介護タクシーを開業する場合、自宅の駐車場を介護タクシーの車庫にしようと考える方は多くいらっしゃいます。
要件を満たすのであれば、自宅の駐車場を車庫としてまったく問題ないのですが、駐車場の前面道路が問題になることがあります。
介護タクシーの車庫には、タクシー業で使用する「事業用の車両」を停めることになりますので、車庫の前面道路の幅に一定の広さがあることが求められています。
車両の大きさに対して、前面道路の幅が狭かったりすると、交通の安全が確保できないため、許可はおりません。
前面道路が公道の場合(県道や市道など)であれば、その道路を管理している道路管理者(県や市など)から幅員証明を発行してもらって、道路の幅が何メートルあるかを証明することができます。
もし、前面道路が私道の場合は、公道ではないためその道路幅の確認は必要なくなりますが、その私道(土地)の所有者から介護タクシーに使用する車両を通行させてもいいのか、承諾を得る必要があります。
※道路の種類が「公道(県道や市道等)」か「私道」かを調べるには、役所へ行って確認することができます。

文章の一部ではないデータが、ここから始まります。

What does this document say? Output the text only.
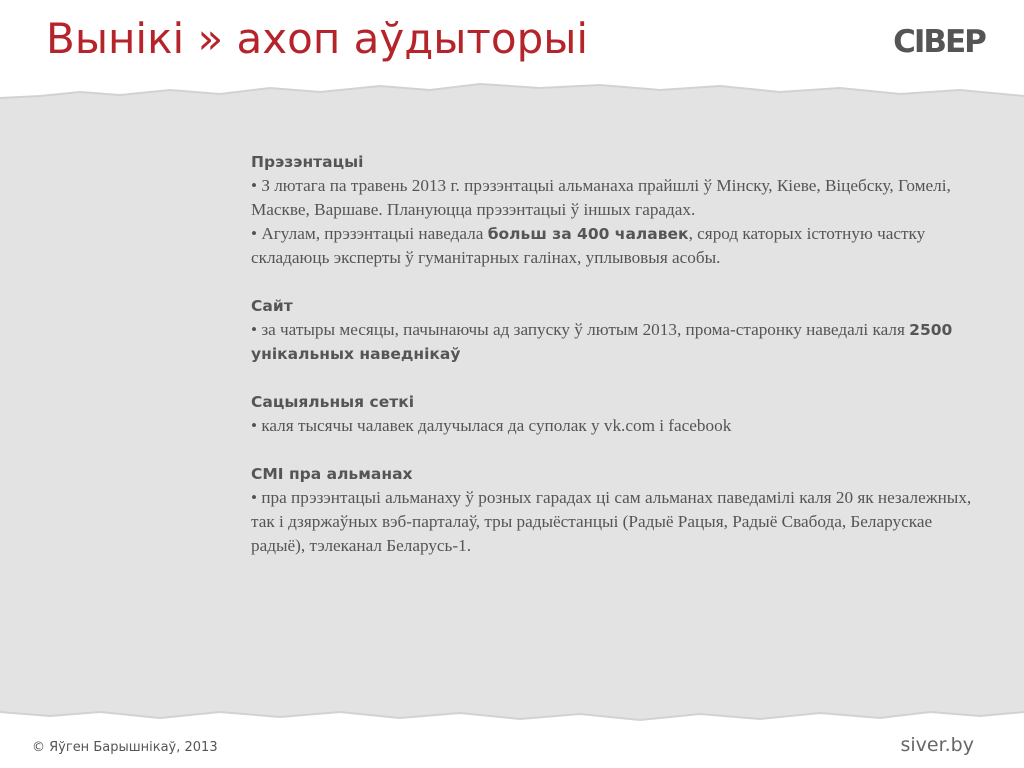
Вынікі » ахоп аўдыторыі	CIBEP
Прэзэнтацыі
• З лютага па травень 2013 г. прэзэнтацыі альманаха прайшлі ў Мінску, Кіеве, Віцебску, Гомелі, Маскве, Варшаве. Плануюцца прэзэнтацыі ў іншых гарадах.
• Агулам, прэзэнтацыі наведала больш за 400 чалавек, сярод каторых істотную частку складаюць эксперты ў гуманітарных галінах, уплывовыя асобы.
Сайт
• за чатыры месяцы, пачынаючы ад запуску ў лютым 2013, прома-старонку наведалі каля 2500 унікальных наведнікаў
Сацыяльныя сеткі
• каля тысячы чалавек далучылася да суполак у vk.com і facebook
СМІ пра альманах
• пра прэзэнтацыі альманаху ў розных гарадах ці сам альманах паведамілі каля 20 як незалежных, так і дзяржаўных вэб-парталаў, тры радыёстанцыі (Радыё Рацыя, Радыё Свабода, Беларускае радыё), тэлеканал Беларусь-1.
© Яўген Барышнікаў, 2013	siver.by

ここで問題になるのは、土地の所有者は誰であるかです。
普段何気なく自宅の駐車場に車を停めていると思いますので、自宅の前の道路は誰が所有しているのかなんて気にしたことはないと思います。
まったく知らない第三者が所有者かもしれませんし、企業・会社が所有しているかもしれません。周りに同じような住宅がある場合は、その土地を購入した人達の共有名義ということもあります。
所有者が顔見知りであれば、承諾を得やすいかと思いますが、まったく知らない人が所有者であれば、承諾してくださいと言われても困惑されたり、面倒だからと断られたりすることもあります。
また、所有者が複数いる場合は、その全員から承諾を得る必要があります。まずは、所有者全員から承諾を得ることが現実的であるのかどうかの確認が必要です。
※土地の所有者が誰であるかは、法務局で土地の登記簿謄本を取得することで確認できます。
そして、その私道に接続する「公道」の幅員証明も必要になります。
つまり、前面道路が私道であった場合は、
・私道の所有者全員から承諾を得れるか
・私道に接続する公道の幅は適切な広さがあるか
この2点をクリアーしなければなりません。
自宅の駐車場を使用すれば簡単だと考えていたら、土地の所有者から承諾を得ることができなかったということもあります。
前面道路が私道の場合は、公道以上に手続きが難しくなると考えてください。
これから駐車場を借りるのであれば、前面道路が私道であるところは、なるべく避けたほうが良いと言えます。